Have you ever felt as if you were working really hard with a productive schedule yet cash was still tight? There are several situations that can cause this, one of which is not collecting at the same level that you produce.
If collections consistently lag behind production, after you take into account adjustments, then you will normally see your total accounts receivable increasing. For example, if your monthly production after adjustments consistently averages $100,000, yet your collections consistently average $90,000, your accounts receivable is therefore growing by $10,000 per month. The longer money goes uncollected, the less likely you are to ever see it.
That is why it is so important to get paid for as much as you can at the time of service. If you offer flexible payment plans, make sure the terms are very clear ahead of time for patients and that your team monitors those accounts closely.
If you are billing dental insurance, make sure your team follows up on outstanding claims regularly.
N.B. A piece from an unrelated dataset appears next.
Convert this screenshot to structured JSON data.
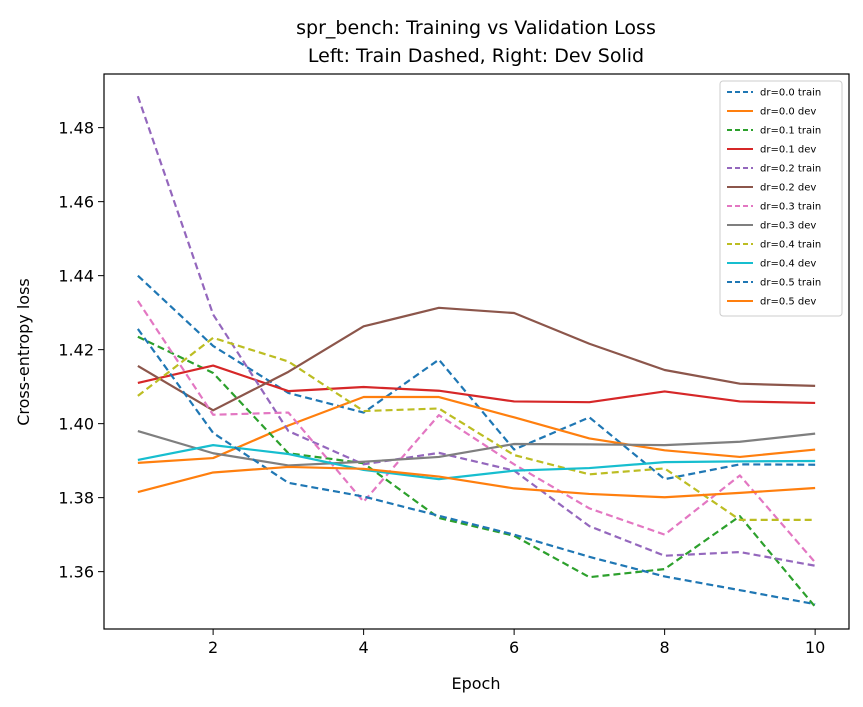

This means setting aside time twice per month to print a new list of outstanding claims and following up on every claim older than 30 days. It also means thinking ahead regarding what typically holds up claims, such as missing x-rays or narratives, and making sure all claims are initially submitted with the necessary documentation.
Finally, you will benefit from a proactive system for resolving balances that are 60 days or more past due. Often dental teams lack a protocol and delinquent patients keep getting bills month after month. Consider having your dental team contact every patient with a delinquent account of 60 days or more—this assumes insurance has already paid. Also, decide at what point you will either turn patient to collections or write off the balance, freeing your team to concentrate on collectable accounts.
Since you provide such great services to your dental patients, you deserve to get paid. By strengthening your systems up front, you will help ensure that, on average, adjusted production and collections mirror each other.